Not what I wanted to do this morning, but when I saw a fellow sociologist Tweet about a New York Times story on “How to Buy a Gun in 15 Countries,” I couldn’t help myself. According to the Times, “Many Americans can buy a gun in less than an hour. In some countries, the process takes months. Here are the basic steps for how most people buy a gun in 15 of them.”The implication is that adding more steps and required approvals to the process of buying a gun ("Be more like Europe!"). The problem is that it doesn't. Looking at the homicide rates in other countries vs. how many steps and approvals are required to buy a gun shows no correlation.

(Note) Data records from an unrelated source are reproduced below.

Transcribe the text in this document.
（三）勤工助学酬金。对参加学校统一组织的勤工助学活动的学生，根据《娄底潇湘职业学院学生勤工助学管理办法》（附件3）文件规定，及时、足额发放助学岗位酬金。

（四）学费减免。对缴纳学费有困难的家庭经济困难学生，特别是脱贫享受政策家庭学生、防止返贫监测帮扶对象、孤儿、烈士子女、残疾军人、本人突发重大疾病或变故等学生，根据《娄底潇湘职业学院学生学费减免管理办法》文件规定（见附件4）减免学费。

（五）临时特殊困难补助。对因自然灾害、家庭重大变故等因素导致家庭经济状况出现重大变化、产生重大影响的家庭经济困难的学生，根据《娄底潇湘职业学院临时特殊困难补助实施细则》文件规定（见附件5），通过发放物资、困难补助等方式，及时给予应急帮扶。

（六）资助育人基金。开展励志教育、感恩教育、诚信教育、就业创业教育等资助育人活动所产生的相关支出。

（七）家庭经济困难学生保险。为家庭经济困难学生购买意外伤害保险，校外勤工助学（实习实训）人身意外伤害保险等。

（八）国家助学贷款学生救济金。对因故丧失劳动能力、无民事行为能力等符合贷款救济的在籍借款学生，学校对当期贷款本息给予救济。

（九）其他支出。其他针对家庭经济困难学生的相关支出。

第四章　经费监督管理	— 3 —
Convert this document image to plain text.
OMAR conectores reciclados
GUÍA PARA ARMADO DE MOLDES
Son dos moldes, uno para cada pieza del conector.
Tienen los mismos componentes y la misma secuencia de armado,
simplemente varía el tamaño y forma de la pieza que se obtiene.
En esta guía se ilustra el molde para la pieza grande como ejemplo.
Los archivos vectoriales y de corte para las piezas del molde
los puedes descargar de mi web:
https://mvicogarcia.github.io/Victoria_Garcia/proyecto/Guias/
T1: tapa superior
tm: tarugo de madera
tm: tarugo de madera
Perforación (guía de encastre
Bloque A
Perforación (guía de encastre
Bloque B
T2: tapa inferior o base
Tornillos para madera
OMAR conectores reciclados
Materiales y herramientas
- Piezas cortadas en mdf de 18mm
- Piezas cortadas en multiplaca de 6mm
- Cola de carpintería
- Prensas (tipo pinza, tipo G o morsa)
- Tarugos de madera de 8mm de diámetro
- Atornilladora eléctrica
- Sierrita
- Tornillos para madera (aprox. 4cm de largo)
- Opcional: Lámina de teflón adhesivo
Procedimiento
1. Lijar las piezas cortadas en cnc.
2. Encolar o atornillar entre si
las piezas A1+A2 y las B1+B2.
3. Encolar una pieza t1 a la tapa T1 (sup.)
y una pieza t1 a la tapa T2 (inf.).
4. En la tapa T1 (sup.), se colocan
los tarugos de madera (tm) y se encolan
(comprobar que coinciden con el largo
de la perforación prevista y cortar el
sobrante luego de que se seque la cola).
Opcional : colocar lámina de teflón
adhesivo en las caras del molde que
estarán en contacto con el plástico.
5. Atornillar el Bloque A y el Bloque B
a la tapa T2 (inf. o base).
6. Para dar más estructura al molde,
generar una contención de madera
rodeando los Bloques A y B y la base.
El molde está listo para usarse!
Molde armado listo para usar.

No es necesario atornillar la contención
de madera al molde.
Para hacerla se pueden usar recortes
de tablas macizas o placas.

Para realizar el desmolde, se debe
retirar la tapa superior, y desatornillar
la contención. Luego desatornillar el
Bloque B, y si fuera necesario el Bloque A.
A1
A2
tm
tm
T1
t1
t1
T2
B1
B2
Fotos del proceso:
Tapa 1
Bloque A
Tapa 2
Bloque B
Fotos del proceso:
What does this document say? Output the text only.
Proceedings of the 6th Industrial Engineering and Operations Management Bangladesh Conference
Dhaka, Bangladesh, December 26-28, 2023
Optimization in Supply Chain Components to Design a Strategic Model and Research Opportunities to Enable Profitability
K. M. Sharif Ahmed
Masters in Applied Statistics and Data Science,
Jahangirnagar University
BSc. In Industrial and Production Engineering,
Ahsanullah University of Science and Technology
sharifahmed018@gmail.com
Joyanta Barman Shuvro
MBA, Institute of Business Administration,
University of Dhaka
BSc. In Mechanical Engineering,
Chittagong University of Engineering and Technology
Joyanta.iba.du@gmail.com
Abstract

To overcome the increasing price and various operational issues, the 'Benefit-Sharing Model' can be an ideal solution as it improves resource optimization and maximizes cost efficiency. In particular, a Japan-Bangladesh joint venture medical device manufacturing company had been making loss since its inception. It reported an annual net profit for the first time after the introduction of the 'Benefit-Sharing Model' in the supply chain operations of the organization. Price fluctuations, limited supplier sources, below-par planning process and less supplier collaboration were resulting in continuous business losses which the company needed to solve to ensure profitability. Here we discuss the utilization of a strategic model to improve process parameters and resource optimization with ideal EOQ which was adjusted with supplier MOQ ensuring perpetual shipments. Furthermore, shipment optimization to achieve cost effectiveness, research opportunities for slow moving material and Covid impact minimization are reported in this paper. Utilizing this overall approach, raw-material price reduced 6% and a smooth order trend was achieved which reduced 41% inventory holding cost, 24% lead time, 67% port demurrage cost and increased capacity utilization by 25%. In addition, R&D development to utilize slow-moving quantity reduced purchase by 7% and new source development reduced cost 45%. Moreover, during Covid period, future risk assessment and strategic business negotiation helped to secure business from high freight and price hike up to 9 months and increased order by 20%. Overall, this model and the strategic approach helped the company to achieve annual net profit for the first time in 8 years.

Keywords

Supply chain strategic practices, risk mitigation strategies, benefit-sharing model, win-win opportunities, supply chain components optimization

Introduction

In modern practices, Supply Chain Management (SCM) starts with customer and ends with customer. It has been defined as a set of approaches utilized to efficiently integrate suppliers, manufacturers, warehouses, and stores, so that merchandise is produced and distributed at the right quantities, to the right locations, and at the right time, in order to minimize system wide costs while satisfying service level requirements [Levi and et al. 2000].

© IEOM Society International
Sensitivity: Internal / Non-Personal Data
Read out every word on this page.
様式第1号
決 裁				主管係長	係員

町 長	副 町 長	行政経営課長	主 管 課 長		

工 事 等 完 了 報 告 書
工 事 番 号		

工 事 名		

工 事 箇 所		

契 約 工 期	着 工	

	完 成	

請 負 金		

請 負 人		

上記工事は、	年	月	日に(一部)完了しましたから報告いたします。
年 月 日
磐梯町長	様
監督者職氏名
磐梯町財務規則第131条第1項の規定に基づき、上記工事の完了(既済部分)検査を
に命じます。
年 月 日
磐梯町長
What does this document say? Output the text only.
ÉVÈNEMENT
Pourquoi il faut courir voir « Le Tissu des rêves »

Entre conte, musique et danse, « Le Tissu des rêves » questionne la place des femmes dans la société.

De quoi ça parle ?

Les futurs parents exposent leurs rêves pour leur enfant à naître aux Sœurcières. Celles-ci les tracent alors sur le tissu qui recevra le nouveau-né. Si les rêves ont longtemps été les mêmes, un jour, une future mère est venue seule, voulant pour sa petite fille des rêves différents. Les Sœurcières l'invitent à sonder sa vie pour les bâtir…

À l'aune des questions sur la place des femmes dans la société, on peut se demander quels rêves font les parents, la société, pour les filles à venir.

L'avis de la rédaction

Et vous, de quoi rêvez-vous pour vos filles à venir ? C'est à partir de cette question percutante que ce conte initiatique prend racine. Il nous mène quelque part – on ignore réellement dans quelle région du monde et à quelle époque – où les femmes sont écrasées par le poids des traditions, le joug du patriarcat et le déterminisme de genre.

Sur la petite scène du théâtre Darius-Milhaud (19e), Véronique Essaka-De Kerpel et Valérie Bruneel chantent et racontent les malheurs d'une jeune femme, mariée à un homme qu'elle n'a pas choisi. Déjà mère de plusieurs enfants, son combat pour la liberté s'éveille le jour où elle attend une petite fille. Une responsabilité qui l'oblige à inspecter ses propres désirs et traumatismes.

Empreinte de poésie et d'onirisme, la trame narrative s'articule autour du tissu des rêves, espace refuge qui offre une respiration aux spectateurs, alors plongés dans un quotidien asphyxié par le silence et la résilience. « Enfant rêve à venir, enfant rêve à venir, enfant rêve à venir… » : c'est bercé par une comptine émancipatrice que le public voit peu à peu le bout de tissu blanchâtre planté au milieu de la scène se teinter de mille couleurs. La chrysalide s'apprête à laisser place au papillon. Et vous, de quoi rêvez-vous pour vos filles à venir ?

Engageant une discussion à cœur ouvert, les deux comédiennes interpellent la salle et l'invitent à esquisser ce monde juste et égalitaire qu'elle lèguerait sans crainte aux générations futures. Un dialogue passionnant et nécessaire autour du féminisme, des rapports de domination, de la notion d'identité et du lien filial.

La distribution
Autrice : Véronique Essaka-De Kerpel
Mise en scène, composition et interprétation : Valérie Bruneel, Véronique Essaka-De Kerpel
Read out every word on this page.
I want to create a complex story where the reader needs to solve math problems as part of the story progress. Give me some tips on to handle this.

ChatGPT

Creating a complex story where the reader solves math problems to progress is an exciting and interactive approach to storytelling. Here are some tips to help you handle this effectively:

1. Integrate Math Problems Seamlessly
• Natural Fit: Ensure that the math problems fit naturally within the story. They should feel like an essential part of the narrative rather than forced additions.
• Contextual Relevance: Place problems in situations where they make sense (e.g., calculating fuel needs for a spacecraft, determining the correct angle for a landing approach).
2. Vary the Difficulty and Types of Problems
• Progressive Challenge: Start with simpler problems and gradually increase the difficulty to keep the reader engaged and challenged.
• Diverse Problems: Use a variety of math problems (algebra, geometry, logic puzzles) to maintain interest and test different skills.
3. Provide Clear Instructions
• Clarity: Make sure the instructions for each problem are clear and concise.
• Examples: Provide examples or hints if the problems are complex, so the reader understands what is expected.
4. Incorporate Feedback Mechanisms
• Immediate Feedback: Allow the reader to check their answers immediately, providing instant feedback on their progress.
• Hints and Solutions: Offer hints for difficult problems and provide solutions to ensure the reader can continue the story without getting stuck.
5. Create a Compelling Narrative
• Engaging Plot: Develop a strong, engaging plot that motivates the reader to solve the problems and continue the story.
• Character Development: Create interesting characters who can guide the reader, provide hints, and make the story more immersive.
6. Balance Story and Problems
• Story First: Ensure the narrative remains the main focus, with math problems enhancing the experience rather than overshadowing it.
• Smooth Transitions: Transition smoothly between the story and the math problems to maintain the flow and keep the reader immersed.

The red dots are the data points for each country and while a "best fit" line has been plotted, the bit is very poor. The "R2" value in the upper right is exceedingly low; normally you need R2 to be at least 0.5 for a valid correlation and mostly you want to see R2 > 0.7. This value is 0.071, meaning that there is basically no correlation at all between the data points.
Combining homicide and suicide rates, the closest countries to the USA (2 steps, 14.58 combined rate) are Austria (8 steps, 12.61 rate) and Yemen (2 steps, 16.67 rate).
Summing up: The New York Times says that we need to have more restrictions and permission steps to buy a gun ("Be more like Europe!") when this would have precisely ZERO effect on the homicide or suicide rates compared to Europe. In other words, it's just another comfortably smug northeasterner blabbering nonsense about a topic he knows nothing about.